Convoy's population in the 2010 census was 1,085.

It's more than numbers, though. Despite the excitement and the ticket sales and the buzz, Crestview coach Jeremy Best thinks it was a pretty normal week here in Small Town, USA. His team has experience, a few players were part of the Crestview baseball team that made the state tournament last year and except for a brief, school-wide sendoff before the team got on a regular yellow school bus -- "a big, old Twinkie," Best said -- on Thursday morning.

Sitting in his regular office below the gym that's named for Ray Etzler, who coached Crestview High for 28 years and in the 1970s coached the Knights to their first state tournament, Best said his team's maturity and "business-like approach" makes him believe they'll be ready to play Thursday night, that no tape measures to prove the basket is still 10-feet tall or any other motivational tactics will be necessary. Asked if he's thought about the last thing he'll tell his players before sending them to the floor, Best at first hesitated then said, "just tell them one more time...how proud of them I am."

The motto.

Then, Best started crying. And not just a little bit.

March, man.

Best was a young(er) coach back in 2003 and his current players were in elementary school, but almost all of them were there and remember the thrill of Crestview getting to Columbus and the agony of coming up short, when the Knights lost in the state final. The Knights lost in the district finals in both 2012 and 2013 but have steamrolled through this year's tournament.

This time around, Best is going to make sure his players enjoy every second of the experience, starting as soon as that big, old Twinkie pulled out of the school Thursday morning.

"They're going to remember this weekend for the rest of their lives," he said. "I want them to see things, meet people, enjoy it. But nothing's going to change their focus. Every guy believes we're good enough to cut down that net on Saturday.

"People call off work or plan little vacations -- thousands of people -- and come to Columbus, gather with old friends, scalp tickets, meet up at the same places. I really think the Ohio state basketball tournament is one of the greatest events going, and to be a part of it is just a thrill.

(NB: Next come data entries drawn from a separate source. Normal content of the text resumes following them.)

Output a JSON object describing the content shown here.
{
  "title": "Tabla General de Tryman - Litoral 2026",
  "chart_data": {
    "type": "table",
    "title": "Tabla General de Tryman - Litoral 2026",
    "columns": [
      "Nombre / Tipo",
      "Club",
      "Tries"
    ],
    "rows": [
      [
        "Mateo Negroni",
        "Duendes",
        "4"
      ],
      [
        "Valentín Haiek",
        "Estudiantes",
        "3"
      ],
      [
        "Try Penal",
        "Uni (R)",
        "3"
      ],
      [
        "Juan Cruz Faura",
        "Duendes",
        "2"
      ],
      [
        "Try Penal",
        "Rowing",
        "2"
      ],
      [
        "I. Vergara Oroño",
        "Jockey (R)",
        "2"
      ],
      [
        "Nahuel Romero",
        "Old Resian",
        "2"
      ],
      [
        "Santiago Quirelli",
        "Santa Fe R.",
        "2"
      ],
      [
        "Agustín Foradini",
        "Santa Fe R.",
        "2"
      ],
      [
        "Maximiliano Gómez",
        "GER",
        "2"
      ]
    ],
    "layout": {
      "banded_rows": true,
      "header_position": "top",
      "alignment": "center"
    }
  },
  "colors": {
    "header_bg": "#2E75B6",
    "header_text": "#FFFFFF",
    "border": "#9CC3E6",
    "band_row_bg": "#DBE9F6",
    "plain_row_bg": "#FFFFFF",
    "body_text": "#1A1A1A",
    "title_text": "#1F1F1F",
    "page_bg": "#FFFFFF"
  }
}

"Kids today are on social media, they have different interests, they're wired differently. I don't worry about the stage being too big for our kids because most guys have played in AAU tournaments where they're used to going on the road, used to playing against the best competition and under pressure. There aren't 12,000 people at an AAU game, though. It's still a thrill for a kid to get his name called and step on that floor."

Sixteen teams statewide, four in each division, make it this far. The state tournament tipped off Thursday morning with the Div. II semifinals, Norwalk vs. Dayton Thurgood Marshall, a city vs. country, public school vs. public school matchup that's the appetizer for a 2 p.m. game between Columbus Bishop Watterson and star-studded Akron St. Vincent-St. Mary, a matchup of power vs. flash and a rematch of last year's title game won in the final minutes by Watterson.

There's going to be a lot of good basketball this weekend. There are already a lot of good storylines.

Upper Arlington's team could jog to the Schottenstein Center -- the Bears are here for the first time since 1939. Cleveland East Tech made it for the first time since 1972 and plays an all-Cleveland Div. I semifinal vs. Lakewood St. Edward, a loaded, veteran-laden team that's probably been Ohio's best team all year and has an emerging star in junior Kipper Nichols.

Matchups make games -- Crestview makes matchups about as fun as a root canal. Through five tournament games, the Knights are only allowing 32 points per game. Only three times in 27 games has an opponent scored 50 or more on Crestview.

The history.

"We don't always hit shots," forward Tyson Bolenbaugh said. "But we always play defense."

On the bulletin board in the home locker room at Crestview hangs a sign that simply says, "Defense," and under it hangs a T-shirt that says "All Out, All The Time," and is attributed to Cory Sprow, a friend and coaching cohort of Best's who was killed in an auto accident last year.

These Knights believe in both principles. Best trusts point guard Cam Etzler to get the ball to Damian Helm, Bolenbaugh and Connor Lautzenheiser, and he knows the effort he'll get from Preston Zaleski, who was a 5'9, 150-pound quarterback last fall "and would run through a brick wall" for this basketball team to keep playing. Best has three seniors who don't play much, but they're first to jump in a drill at practice and salute their teammates during games.

"No complaints," the coach said. "All on board."

That's a team. This is a team with an entire town behind it.

Where is Convoy, anyway?

It's just a few miles from the Indiana border, fewer than 30 miles from Fort Wayne. It's 35 miles the other way to Lima, almost 100 miles southwest of Toledo and just a little longer than that to the northwest from Dayton.

Depending on the route, it's 130-140 miles from Convoy to Columbus.

The Crestview Knights are coming. The whole town of Convoy is coming along.